Not dense to ask questions! There are two separate concepts in play: 1) Maintain...

apsurd · 2025-10-16T23:15:29 1760656529

Very helpful. It helps me better understand the specifics behind each call and response, the internal units and whether those units are sent and received "live" from the LLM or come from a traditional db or cache store.

I'm personally just curious how far, clever, insightful, any given product is "on top of" the foundation models. I'm not in it deep enough to make claims one way or the other.

So this shines a little more light, thanks!

ayewo · 2025-10-17T14:46:30 1760712390

This recent comment https://news.ycombinator.com/item?id=45598670 by @simonw really helped drive home the point that LLMs are really being fed an array of strings.

colordrops · 2025-10-17T00:07:36 1760659656

Why wouldn't you turn on prompt caching? There must be a reason why it's a toggle rather than just being on for everything.

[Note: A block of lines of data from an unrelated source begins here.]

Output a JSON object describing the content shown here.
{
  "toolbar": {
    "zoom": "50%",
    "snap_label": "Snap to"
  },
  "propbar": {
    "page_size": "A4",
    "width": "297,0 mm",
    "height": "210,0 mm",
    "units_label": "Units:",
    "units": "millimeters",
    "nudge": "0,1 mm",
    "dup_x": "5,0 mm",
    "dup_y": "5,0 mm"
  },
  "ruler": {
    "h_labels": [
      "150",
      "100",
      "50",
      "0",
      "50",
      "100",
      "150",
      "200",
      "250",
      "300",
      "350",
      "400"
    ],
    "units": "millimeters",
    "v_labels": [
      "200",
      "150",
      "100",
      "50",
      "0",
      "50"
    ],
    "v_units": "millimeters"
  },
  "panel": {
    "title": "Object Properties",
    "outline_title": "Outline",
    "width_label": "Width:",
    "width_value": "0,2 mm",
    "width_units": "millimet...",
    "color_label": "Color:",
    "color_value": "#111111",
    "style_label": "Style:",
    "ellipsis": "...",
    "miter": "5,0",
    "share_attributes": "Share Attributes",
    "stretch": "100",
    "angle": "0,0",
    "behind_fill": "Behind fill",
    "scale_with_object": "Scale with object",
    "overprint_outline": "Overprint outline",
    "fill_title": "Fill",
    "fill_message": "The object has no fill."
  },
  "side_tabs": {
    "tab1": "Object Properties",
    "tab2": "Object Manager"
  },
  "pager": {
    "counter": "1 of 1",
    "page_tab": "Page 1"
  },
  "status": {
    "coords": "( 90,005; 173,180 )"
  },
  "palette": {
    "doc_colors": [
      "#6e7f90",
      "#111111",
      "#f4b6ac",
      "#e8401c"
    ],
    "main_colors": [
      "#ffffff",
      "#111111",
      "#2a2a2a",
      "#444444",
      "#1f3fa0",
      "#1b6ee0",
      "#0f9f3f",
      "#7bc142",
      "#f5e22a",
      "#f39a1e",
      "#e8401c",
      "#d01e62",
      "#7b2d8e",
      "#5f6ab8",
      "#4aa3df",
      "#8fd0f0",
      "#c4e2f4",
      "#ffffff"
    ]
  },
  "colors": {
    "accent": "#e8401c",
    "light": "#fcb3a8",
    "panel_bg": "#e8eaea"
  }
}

TimMoore · 2025-10-17T01:00:24 1760662824

Writing to the cache is more expensive than a request with caching disabled. So it only makes economic sense to do it when you know you're going to use the cached results. See https://docs.claude.com/en/docs/build-with-claude/prompt-cac...

adastra22 · 2025-10-17T05:17:51 1760678271

When you know the context is a one-and-done. Caching costs more than just running the prompt, but less than running the prompt twice.